London Olympic Stadium

London Olympic Stadium

In summer 2007, Art Gelling was called by a well-known recruitment agency. He was asked if he would like the opportunity to work on “an exciting new major sporting venue in east London… but I can’t tell you what it is…”

As London had just been announced as the host of the 2012 Olympic and Paralympic Games, it seemed like an approach worth pursuing.

Working as project lead for Hyland Edgar Driver (HED) and embedded within the combined client / contractor / design team office in Canary Wharf, Art was soon rationalising the pre-award landscape strategy, developing the complex split-level access strategy, and managing the tight-nit landscape project team for the Main Stadium – to be the focal point of the London 2012 Olympic and Paralympic Games, and venue for the opening and closing ceremonies.

As soon as the site clean-up was complete, the whole team moved to on-site offices for the “complete” embedded major project experience.

Art took the team through the complex, multi-staged landscape planning submissions on behalf of Tier One Contractor Sir Robert McAlpine, architect Populous and engineer Buro Happold. The scale and complexity of the Stadium meant the project was run separately from the rest of the Olympic Park, and on an advanced programme.

The pace of the build (driven by the unmoveable 2012 deadline) demanded that groundworks Planning submissions were made before above-ground design was known; Above-ground submissions were made before detailed designs were developed: The strategy carefully built in flexibility to develop the next stage of detail.

Design innovations included the road-tests for the glamorous floral meadows (planted the following year across Olympic Park)and designing the precisely engineered, undulating planted embankments. Less glamorous, but every bit as important, we developed the creative solutions to safe working, eliminating worker contact with contaminated ground, and the grade separation of security.

Art presented the designs at packed Stakeholder Interest Group workshops, covering diverse topics from ecology to equitable access to security. His small team completed the hard and soft landscape Tender packages for all public-facing and back-of-house areas of the ‘Stadium Island’ and assisted through the procurement process.

While day-to-day site duties reverted to colleagues, Art continued the team-leader role and carried out regular site inspections throughout construction and maintenance until handover for Games Overlay.

The project was designed to world-class environmental, safety and new, best-practice standards for accessibility to front- and back-of-house areas.

We established new riverside meadow habitat. We re-claimed and re-purposed granite dock edgings for the edge of the River Lea. We procured and planted willow trees that could barely fit on the largest flat-bed lorry. We procured UK grown pollards to re-establish in the river valley, and we set-out the post-Games landscape strategy. We even sneaked in some edible plants (isolated from the contaminated substrata). We fulfilled the late (and visionary) John Hopkins’ dreams.

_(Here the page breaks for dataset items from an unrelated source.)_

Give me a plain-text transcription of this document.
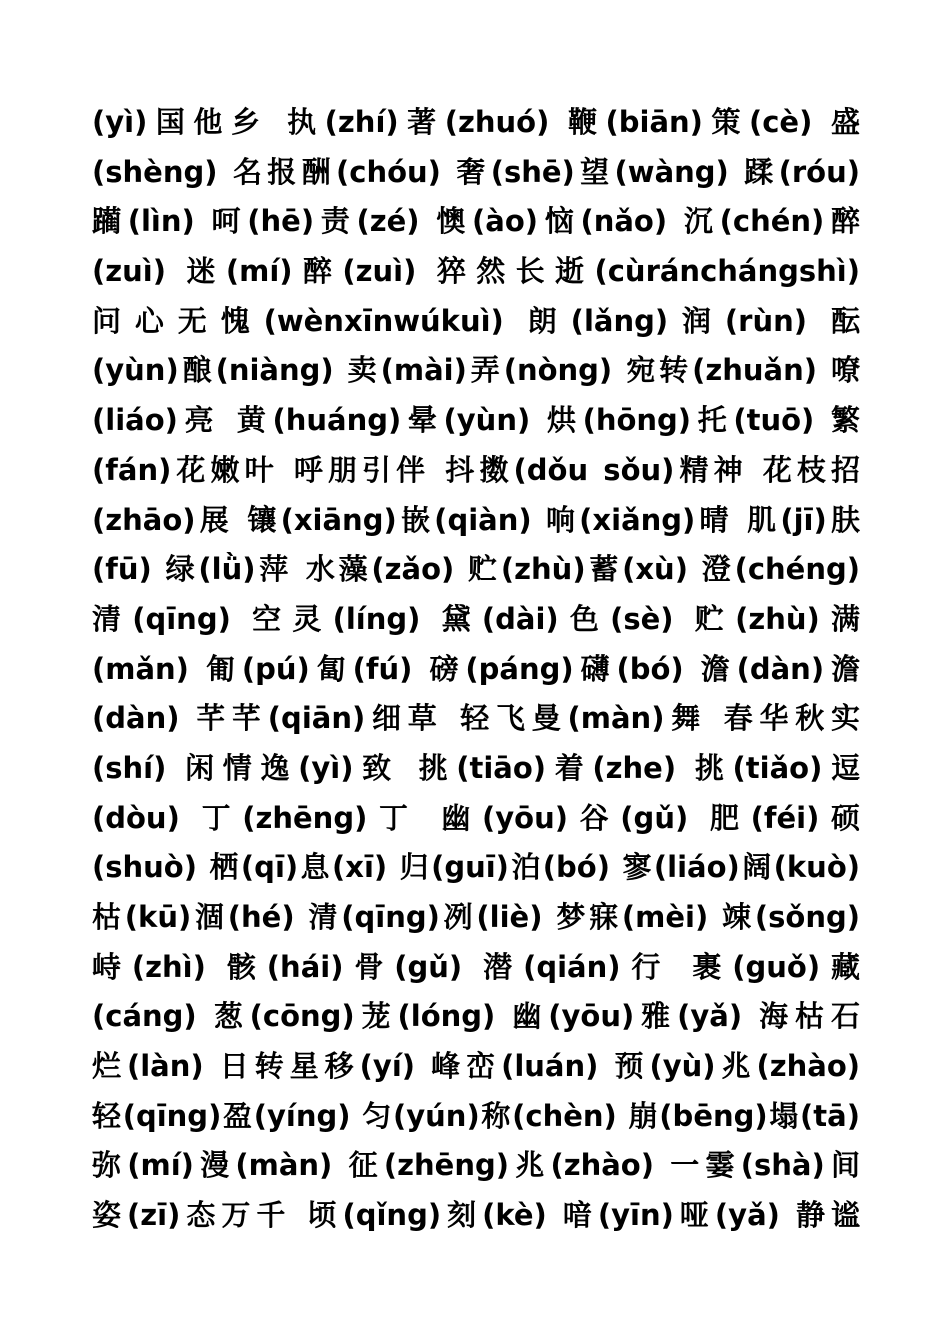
(yì)国他乡 执(zhí)著(zhuó) 鞭(biān)策(cè) 盛
(shèng) 名报酬(chóu) 奢(shē)望(wàng) 蹂(róu)
躏(lìn) 呵(hē)责(zé) 懊(ào)恼(nǎo) 沉(chén)醉
(zuì) 迷(mí)醉(zuì) 猝然长逝(cùránchángshì)
问心无愧(wènxīnwúkuì) 朗(lǎng)润(rùn) 酝
(yùn)酿(niàng) 卖(mài)弄(nòng) 宛转(zhuǎn) 嘹
(liáo)亮 黄(huáng)晕(yùn) 烘(hōng)托(tuō) 繁
(fán)花嫩叶 呼朋引伴 抖擞(dǒu sǒu)精神 花枝招
(zhāo)展 镶(xiāng)嵌(qiàn) 响(xiǎng)晴 肌(jī)肤
(fū) 绿(lǜ)萍 水藻(zǎo) 贮(zhù)蓄(xù) 澄(chéng)
清(qīng) 空灵(líng) 黛(dài)色(sè) 贮(zhù)满
(mǎn) 匍(pú)匐(fú) 磅(páng)礴(bó) 澹(dàn)澹
(dàn) 芊芊(qiān)细草 轻飞曼(màn)舞 春华秋实
(shí) 闲情逸(yì)致 挑(tiāo)着(zhe) 挑(tiǎo)逗
(dòu) 丁(zhēng)丁 幽(yōu)谷(gǔ) 肥(féi)硕
(shuò) 栖(qī)息(xī) 归(guī)泊(bó) 寥(liáo)阔(kuò)
枯(kū)涸(hé) 清(qīng)冽(liè) 梦寐(mèi) 竦(sǒng)
峙(zhì) 骸(hái)骨(gǔ) 潜(qián)行 裹(guǒ)藏
(cáng) 葱(cōng)茏(lóng) 幽(yōu)雅(yǎ) 海枯石
烂(làn) 日转星移(yí) 峰峦(luán) 预(yù)兆(zhào)
轻(qīng)盈(yíng) 匀(yún)称(chèn) 崩(bēng)塌(tā)
弥(mí)漫(màn) 征(zhēng)兆(zhào) 一霎(shà)间
姿(zī)态万千 顷(qǐng)刻(kè) 喑(yīn)哑(yǎ) 静谧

Thanks to Daf (HED), John and David (ex-HED), and the project team from SRM, Populous, CLM, Buro Happold, KLH Sustainability, Rick’s team at Willerby, and many others.

As a team we handed-over the completed site ahead of programme and to a tight budget… and were nominated for the 2012 Stirling Prize.

… and Art’s plan is the front cover of a book of Olympic Stadia!

Dane End

Dane End

In 2020, we helped King & Co reinvent a former farmyard in Hertfordshire as the ideal setting for 26 new homes and new workshops, nestling among the existing farm buildings on the rural edge of an existing village.

The proposals overlay new with existing heritage, and the landscape strategy plays a strong role in maintaining the characteristic agricultural origins of the site and embedding new and refitted buildings into the peri-rural context.

The rusting remains of disused machinery, vehicles and debris from agriculture and light industry, will give way to an organic combination of workshops and homes, retaining and converting the existing farm buildings, where feasible, into modern terraced homes and workshops.

The development takes a sustainable, “retro-fit first” approach to the site’s existing buildings and heritage, converting two disused dairy sheds into characterful new terraced homes.

New homes of contemporary design, feature materials within the local tradition – brickwork and timber-cladding. They form a series of yards, in a nod to the organic layout of the original farm.

Where we can, we retain the 19th Century walls of the local, large-format “Hitch Brick”, and new walls will add to the original agricultural yards – organising and characterising the development.

Our proposed paving and walling materials, and our strategy for soft landscape take their cues from Hertfordshire’s clay valley-floor landscape. We utilise clay stable-pavers, locally prevalent trees, native hedgerow and grassland species.

Within a nature-rich pocket park, an orchard of Hertfordshire-bred fruit tree varieties is set within local wild-flora to create the habitat for children and wildlife to thrive, in an environment with uniquely tailored local references.

The site’s perimeter restores hedgebanks and swales lost during the 20th Century, to recreate vital corridors to help reconnect local islands of habitat, and replenish the nearby Old Bourne brook.

We focused the walled pocket park around a small, natural play space, which, with its orchard and grasses, flora and seats, will become a nature-filled, green-place for the new community to share with the rest of Dane End.